A huge theme is changing your Jewishness – from removing names on the gravestones in the bad cemetery to bringing luck to your husband (?) to cosmetic reconstruction of noses – these characters want to erase the bad Jewishness. Then they remove their books – then the whitewashing of fences and trees- removing signs and graffiti. All this is because of the coup known as Argentina’s Dirty War which had put General Jorge Videla in power replacing Isabel Peron.
This military dictatorship was retaliatory and repressive using mass violence including “disappearing” people who were suspected of not being supportive.
Pato is disappeared – “agents” simply come for him one night and he is gone – no records and he’s not in “detention. ” Lillian and Kaddish plead their son’s case to everyone including and especially the Ministry of Special Cases.

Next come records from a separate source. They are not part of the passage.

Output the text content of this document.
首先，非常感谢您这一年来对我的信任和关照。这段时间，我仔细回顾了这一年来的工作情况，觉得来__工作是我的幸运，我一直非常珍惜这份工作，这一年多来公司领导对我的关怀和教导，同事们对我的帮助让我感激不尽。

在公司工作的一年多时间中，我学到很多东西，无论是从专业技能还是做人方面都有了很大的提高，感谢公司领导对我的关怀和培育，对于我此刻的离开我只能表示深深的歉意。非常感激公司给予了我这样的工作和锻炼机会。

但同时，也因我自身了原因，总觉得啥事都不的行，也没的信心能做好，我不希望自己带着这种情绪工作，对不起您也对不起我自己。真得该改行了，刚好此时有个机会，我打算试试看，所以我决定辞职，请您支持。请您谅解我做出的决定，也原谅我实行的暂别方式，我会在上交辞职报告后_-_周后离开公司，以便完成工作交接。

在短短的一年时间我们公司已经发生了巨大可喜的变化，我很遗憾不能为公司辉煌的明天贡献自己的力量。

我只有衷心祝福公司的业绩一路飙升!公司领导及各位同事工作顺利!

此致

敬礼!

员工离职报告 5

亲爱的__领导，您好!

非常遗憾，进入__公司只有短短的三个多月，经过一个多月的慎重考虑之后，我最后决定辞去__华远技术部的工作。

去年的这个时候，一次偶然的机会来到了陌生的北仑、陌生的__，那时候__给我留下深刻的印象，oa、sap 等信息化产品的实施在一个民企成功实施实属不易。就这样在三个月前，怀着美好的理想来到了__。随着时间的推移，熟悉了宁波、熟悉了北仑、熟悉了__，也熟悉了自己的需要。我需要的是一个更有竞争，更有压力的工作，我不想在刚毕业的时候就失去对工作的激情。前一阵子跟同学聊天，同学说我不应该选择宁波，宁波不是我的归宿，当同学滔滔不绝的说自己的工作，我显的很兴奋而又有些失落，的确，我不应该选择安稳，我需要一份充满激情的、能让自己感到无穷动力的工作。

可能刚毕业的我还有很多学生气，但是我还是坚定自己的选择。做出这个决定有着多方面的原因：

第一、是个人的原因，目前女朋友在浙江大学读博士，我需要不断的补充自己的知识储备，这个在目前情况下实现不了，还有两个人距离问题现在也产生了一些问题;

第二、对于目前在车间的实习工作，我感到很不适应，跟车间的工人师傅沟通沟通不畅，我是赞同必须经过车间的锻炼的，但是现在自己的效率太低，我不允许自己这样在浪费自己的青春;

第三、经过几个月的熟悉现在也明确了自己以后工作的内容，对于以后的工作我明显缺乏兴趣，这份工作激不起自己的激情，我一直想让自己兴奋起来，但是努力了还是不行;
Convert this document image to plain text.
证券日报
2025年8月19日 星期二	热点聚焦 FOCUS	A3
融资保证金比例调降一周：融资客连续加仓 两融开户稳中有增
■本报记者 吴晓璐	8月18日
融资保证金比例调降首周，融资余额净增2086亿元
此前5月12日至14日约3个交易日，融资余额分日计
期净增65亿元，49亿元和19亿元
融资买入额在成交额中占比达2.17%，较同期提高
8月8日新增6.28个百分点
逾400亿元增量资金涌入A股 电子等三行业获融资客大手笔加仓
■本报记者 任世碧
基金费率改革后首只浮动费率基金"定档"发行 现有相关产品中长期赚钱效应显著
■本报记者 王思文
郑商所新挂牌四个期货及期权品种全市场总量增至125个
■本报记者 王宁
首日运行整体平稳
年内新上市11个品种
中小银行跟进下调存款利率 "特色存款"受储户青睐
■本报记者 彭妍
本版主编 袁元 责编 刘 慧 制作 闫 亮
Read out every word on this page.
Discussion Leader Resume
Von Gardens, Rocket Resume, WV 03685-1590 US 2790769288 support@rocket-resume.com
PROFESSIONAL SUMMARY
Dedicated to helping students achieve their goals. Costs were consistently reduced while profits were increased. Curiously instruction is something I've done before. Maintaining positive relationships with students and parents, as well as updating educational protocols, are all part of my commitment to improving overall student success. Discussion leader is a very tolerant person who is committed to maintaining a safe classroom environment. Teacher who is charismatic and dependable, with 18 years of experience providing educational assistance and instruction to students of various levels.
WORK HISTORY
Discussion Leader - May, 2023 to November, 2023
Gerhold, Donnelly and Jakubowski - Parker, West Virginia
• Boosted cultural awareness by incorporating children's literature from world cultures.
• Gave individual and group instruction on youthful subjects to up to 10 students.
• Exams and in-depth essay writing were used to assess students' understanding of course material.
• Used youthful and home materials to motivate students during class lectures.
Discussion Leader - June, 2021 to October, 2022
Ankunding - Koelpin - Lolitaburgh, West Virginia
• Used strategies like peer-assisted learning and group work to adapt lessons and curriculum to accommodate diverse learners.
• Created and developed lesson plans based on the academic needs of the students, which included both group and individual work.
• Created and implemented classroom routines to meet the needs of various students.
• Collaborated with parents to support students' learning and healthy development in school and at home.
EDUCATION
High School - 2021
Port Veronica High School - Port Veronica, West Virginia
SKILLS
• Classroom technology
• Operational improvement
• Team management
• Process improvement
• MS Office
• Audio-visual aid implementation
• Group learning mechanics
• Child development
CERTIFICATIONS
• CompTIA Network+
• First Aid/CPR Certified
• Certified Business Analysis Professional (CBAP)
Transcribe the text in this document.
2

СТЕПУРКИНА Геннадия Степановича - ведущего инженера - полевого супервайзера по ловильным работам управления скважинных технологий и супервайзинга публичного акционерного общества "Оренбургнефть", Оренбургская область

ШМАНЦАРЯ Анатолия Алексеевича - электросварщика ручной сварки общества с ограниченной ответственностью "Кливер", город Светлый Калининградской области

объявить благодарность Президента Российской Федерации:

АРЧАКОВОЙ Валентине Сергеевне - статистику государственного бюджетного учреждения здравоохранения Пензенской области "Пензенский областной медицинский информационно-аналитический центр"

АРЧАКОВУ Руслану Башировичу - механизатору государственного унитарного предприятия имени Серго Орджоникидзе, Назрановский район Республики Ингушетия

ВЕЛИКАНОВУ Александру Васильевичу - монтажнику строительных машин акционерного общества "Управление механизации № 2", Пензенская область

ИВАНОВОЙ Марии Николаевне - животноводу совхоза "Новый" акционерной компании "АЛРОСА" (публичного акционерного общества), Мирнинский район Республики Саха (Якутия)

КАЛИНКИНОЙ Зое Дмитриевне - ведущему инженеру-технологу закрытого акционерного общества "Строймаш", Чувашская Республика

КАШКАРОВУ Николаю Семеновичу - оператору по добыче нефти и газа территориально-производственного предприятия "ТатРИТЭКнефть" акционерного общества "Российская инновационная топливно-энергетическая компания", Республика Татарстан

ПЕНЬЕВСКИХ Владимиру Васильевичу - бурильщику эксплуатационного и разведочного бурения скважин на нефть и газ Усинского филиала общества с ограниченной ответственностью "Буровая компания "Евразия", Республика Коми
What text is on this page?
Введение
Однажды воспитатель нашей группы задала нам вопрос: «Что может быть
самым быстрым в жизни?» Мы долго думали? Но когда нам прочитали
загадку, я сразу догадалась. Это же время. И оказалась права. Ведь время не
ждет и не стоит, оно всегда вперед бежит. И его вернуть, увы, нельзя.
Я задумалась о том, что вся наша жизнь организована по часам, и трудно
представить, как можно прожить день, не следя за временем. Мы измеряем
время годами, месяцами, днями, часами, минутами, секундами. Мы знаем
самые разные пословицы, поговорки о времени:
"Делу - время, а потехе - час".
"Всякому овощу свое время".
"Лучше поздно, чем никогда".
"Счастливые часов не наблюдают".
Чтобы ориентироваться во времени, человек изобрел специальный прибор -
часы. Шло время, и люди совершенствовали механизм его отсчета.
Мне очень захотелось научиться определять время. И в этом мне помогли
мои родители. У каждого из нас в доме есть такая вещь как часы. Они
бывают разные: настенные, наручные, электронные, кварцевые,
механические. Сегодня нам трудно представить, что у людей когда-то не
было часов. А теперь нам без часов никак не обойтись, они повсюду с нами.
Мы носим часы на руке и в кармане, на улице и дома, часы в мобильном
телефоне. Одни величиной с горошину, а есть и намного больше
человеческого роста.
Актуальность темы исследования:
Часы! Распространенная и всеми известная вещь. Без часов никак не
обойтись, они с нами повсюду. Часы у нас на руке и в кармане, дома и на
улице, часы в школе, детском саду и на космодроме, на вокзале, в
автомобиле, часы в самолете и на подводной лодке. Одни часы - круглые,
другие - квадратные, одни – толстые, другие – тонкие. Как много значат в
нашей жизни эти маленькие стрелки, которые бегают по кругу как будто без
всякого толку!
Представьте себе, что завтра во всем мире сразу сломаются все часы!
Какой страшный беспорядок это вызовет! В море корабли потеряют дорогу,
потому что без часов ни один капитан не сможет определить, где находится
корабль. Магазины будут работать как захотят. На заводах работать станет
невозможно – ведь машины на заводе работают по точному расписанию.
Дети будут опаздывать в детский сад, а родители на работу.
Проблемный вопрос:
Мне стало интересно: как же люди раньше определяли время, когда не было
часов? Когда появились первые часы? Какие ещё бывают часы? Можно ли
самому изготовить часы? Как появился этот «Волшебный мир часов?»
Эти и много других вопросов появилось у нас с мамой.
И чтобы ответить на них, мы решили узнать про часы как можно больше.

Lillian, who is from the upper classes and Kaddish, who is from the lowest classes, each have their own way of dealing with the issue. Lillian wants to trust the government – Kaddish trusts money only.
It’s a mesmerizing and Kafkesque tale of the disappeared in Argentina –
I wondered about the necessity of the body for the funeral on page 295 and looked it up. I found the following at: http://www.benjamininstitute.ca/Articles/BurialPractices.cfm :
” Jewish family law requires the presence of the body at the funeral both as a means of confronting reality and showing the dead honour and respect. Israel negotiates the exchange of live captives for its fallen soldiers because of the importance of have the body at a funeral. It is not an option for Jews to conduct memorial services without the body in lieu of a funeral with the body present.”
One thing about this book is that the writing is beautiful from beginning to end. Often a book will start out with luscious writing but after the plot gets going the style drifts away only to be seen in small scattered smatterings. Not with The Ministry of Special Cases – every sentence is right on the mark for plot and beauty. I’ll have to look into Englander’s other works.